Yes, we believe it is possible to employ an internal standard for Raman quantification by scaling the signal intensities. As described in Fig. 6 and the accompanying discussion, we have conducted such scaling utilizing the O2 concentration but have arrived at the conclusion that unless substantial signal fluctuations occur (of order 10%), it is preferable to refrain from normalizing the intensity, as the scaling itself also introduces noise.
Reviewer 3 Report
The article describes a new spectroscopic method based on Raman scattering to detect ambient molecular hydrogen at leak concentration levels. Overall, the paper is well written and described the research well. Some experimental methods referred to a previous paper by the authors.
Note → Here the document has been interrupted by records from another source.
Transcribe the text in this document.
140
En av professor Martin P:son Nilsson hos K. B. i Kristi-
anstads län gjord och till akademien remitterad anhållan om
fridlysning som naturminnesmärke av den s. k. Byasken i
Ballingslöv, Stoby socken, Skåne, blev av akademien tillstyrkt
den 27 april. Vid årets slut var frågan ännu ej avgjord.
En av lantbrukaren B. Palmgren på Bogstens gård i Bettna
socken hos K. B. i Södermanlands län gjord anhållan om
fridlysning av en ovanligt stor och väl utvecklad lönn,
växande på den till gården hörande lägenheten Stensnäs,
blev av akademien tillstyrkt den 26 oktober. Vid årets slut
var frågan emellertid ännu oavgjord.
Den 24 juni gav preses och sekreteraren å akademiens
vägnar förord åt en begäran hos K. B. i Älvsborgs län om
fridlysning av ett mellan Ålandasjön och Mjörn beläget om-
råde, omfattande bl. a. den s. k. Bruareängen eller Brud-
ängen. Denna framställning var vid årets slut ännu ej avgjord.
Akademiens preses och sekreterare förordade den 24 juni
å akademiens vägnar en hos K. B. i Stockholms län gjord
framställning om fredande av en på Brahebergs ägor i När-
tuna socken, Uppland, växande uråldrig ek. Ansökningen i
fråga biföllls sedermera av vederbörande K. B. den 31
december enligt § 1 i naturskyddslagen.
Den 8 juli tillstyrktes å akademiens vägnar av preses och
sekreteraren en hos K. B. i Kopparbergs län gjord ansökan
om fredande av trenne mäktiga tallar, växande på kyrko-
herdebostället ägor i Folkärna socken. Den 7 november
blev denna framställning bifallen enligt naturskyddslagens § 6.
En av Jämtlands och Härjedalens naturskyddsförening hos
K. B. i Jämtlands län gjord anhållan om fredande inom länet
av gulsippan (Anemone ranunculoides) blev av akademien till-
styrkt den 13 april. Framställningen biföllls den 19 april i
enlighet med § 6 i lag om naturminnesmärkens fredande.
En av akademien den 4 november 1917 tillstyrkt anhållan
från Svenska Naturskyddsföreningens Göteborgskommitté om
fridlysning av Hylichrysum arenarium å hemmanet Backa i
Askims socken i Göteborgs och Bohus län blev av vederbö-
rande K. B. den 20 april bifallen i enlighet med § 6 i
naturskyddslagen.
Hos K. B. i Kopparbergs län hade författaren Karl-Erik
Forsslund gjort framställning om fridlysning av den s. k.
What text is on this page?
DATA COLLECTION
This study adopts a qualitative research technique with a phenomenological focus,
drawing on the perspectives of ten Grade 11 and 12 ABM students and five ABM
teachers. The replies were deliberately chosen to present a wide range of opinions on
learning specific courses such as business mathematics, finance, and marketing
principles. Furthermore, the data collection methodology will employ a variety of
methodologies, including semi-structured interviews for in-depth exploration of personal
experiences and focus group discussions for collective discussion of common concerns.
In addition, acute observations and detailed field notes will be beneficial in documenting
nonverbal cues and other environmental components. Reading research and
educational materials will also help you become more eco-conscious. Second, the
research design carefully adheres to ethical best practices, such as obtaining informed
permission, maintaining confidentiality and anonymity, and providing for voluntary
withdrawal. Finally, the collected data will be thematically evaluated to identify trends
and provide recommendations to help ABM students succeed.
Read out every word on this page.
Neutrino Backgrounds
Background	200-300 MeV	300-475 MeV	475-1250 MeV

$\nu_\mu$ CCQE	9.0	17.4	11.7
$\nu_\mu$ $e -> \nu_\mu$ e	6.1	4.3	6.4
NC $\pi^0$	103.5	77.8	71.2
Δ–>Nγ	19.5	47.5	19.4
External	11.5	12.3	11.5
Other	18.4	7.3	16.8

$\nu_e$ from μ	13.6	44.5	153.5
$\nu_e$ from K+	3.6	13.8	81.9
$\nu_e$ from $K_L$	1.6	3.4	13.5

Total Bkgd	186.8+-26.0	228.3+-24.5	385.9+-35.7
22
It may be beneficial to provide a bit more details of the experimental schematic if possible
Author Response
It may be beneficial to provide a bit more details of the experimental schematic if possible.
We express our gratitude to the reviewer for the favorable feedback. We have incorporated an additional figure (Fig. 1) into the manuscript to provide a diagrammatic representation of the experimental setup for improved clarity.
Reviewer 4 Report
This manuscript entitled “High-precision trace hydrogen sensing by multipass Raman scattering” proposed a trace hydrogen sensor. A limit of detection of 60, 30, and 20 ppb was obtained at a pressure of 0.2 MPa in a 10-min-long, 120-min-long, and 720-min-long measurement. In addition, several methods of signal extraction were compared. I think this is a useful method worth to be published in Sensors. The manuscript is clearly written and the presented method is well supported by experimental measurements. I recommend it for publication after the following issues are addressed.
1. In the paper, the detection limit of the hydrogen sensor is addressed clearly. However, the detection range is not described in detail. Please add the related parameters.
2. The effect of environmental temperature on hydrogen detection should be researched more deeply. Please add the related parameters.
3. Several methods of signal extraction were compared in the paper. A table should be added to summarize the methods.
Minor editing of English language language required.
Author Response
- In the paper, the detection limit of the hydrogen sensor is addressed clearly. However, the detection range is not described in detail. Please add the related parameters.
We thank the reviewer for pointing this out. We have updated the text to indicate that the same instrument can also measure higher concentrations. We have added a citation to two sources that have explicitly described the linearity of SRS intensity with hydrogen concentration at much higher concentrations.
- The effect of environmental temperature on hydrogen detection should be researched more deeply. Please add the related parameters.
We are grateful to the reviewer for pointing out this important aspect. Indeed, the rovibrational fingerprint we probed is sensitive to the environmental temperature, which is why all our measurements have been performed at a constant sample temperature of 24°C enforced via a heater-based proportional/integral control loop. We have updated the text to include this information and the approximate stability (1C over 24 hours) of the temperature control system (see redlined manuscript for location of updates).
- Several methods of signal extraction were compared in the paper. A table should be added to summarize the methods.
We agree with the reviewer that it would be beneficial to summarize the signal extraction methods. Therefore, we have now updated Table 2 with a dedicated row summarizing the methods of signal extraction.